According to Hindenburg, the company was removed from Nasdaq for some time for failing to submit financial statements in 2018, and later charged by the SEC for “widespread accounting violations,” the Hindenburg note said, which were linked to "$200+ million in improperly recognized revenue and understated expenses", resulting in inflated sales, earnings and profit margins.

The Hindenburg Research report also makes reference to litigation records and interviews with former employees to indicate that the company re-hired executives "directly involved in the accounting scandal" just three months after settling with the SEC for $17.5 million.

A former CFO of Super Micro - Howard Hideshima - was charged by the SEC with accounting violations after having left the company was hired again by a key related party owned by Super Micro CEO’s brother, said the note.

According to Hindenburg, two related-party suppliers controlled by Super Micro CEO Charles Liang’s brothers have received $983 million over the past three years. One of these suppliers is partially owned by Charles Liang and his wife. The report claims that Super Micro supplies components to these entities, which then assemble and sell the products back to Super Micro. Further, these suppliers rent warehouse and factory space to Super Micro, despite the company having its factory.

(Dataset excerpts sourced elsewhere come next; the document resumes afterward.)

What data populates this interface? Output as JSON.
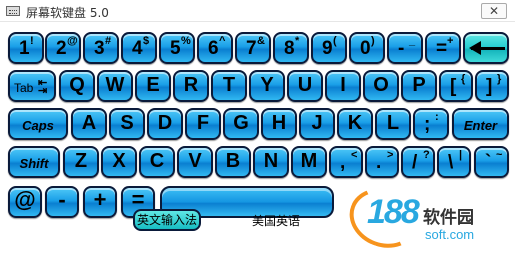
{
  "window": {
    "title": "屏幕软键盘 5.0",
    "close_label": "✕"
  },
  "rows": {
    "number": [
      {
        "main": "1",
        "shift": "!"
      },
      {
        "main": "2",
        "shift": "@"
      },
      {
        "main": "3",
        "shift": "#"
      },
      {
        "main": "4",
        "shift": "$"
      },
      {
        "main": "5",
        "shift": "%"
      },
      {
        "main": "6",
        "shift": "^"
      },
      {
        "main": "7",
        "shift": "&"
      },
      {
        "main": "8",
        "shift": "*"
      },
      {
        "main": "9",
        "shift": "("
      },
      {
        "main": "0",
        "shift": ")"
      },
      {
        "main": "-",
        "shift": "_"
      },
      {
        "main": "=",
        "shift": "+"
      }
    ],
    "top": [
      {
        "main": "Tab"
      },
      {
        "main": "Q"
      },
      {
        "main": "W"
      },
      {
        "main": "E"
      },
      {
        "main": "R"
      },
      {
        "main": "T"
      },
      {
        "main": "Y"
      },
      {
        "main": "U"
      },
      {
        "main": "I"
      },
      {
        "main": "O"
      },
      {
        "main": "P"
      },
      {
        "main": "[",
        "shift": "{"
      },
      {
        "main": "]",
        "shift": "}"
      }
    ],
    "home": [
      {
        "main": "Caps"
      },
      {
        "main": "A"
      },
      {
        "main": "S"
      },
      {
        "main": "D"
      },
      {
        "main": "F"
      },
      {
        "main": "G"
      },
      {
        "main": "H"
      },
      {
        "main": "J"
      },
      {
        "main": "K"
      },
      {
        "main": "L"
      },
      {
        "main": ";",
        "shift": ":"
      },
      {
        "main": "Enter"
      }
    ],
    "bottom": [
      {
        "main": "Shift"
      },
      {
        "main": "Z"
      },
      {
        "main": "X"
      },
      {
        "main": "C"
      },
      {
        "main": "V"
      },
      {
        "main": "B"
      },
      {
        "main": "N"
      },
      {
        "main": "M"
      },
      {
        "main": ",",
        "shift": "<"
      },
      {
        "main": ".",
        "shift": ">"
      },
      {
        "main": "/",
        "shift": "?"
      },
      {
        "main": "\\",
        "shift": "|"
      },
      {
        "main": "`",
        "shift": "~"
      }
    ],
    "calc": [
      {
        "main": "@"
      },
      {
        "main": "-"
      },
      {
        "main": "+"
      },
      {
        "main": "="
      }
    ]
  },
  "footer": {
    "ime_button": "英文输入法",
    "layout_label": "美国英语"
  },
  "watermark": {
    "number": "188",
    "name": "软件园",
    "url": "soft.com"
  },
  "colors": {
    "key_blue": "#1a9fe8",
    "key_teal": "#23cbd0",
    "key_border": "#0a1a3a"
  }
}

The Hindenburg report also revealed that in 2006, Super Micro pleaded guilty to a felony charge for exporting banned components to Iran. The company's CEO attributed this violation to the firm's early stages of development, stating they have since learned from their mistakes.

The report further alleges that Super Micro has been exporting high-tech components to Russia, with such transactions reportedly tripling since the start of the Ukraine war, potentially violating U.S. export bans. This conclusion is based on an analysis of over 45,000 import/export transactions.

Hindenburg also noted that Nvidia, a key partner and chip supplier, and Tesla, which sourced its servers exclusively from Super Micro in 2023, have distanced themselves from the company. According to the report, accounting issues and quality concerns have led several major companies to either completely drop Super Micro or significantly reduce their business dealings with them.

Hindenburg has included a disclaimer in the note, stating that it has taken a short position in Super Micro Computer shares.

"This report represents our opinion, and we encourage every reader to do their own due diligence," it said.

In early August, Super Micro Computer reported revenue and profit below analysts’ expectations, though its annual sales outlook exceeded Wall Street projections. The company also announced a 10-for-1 stock split, with trading set to begin on October 1.

Despite strong demand for servers, which has caused the Nasdaq-listed IT infrastructure giant's shares to more than double this year, the stock is currently down about 48% from its peak in March.

Earlier in 2024, Super Micro’s market value had more than quadrupled before plummeting nearly 60% as investors started to question the rapid increase in its stock price.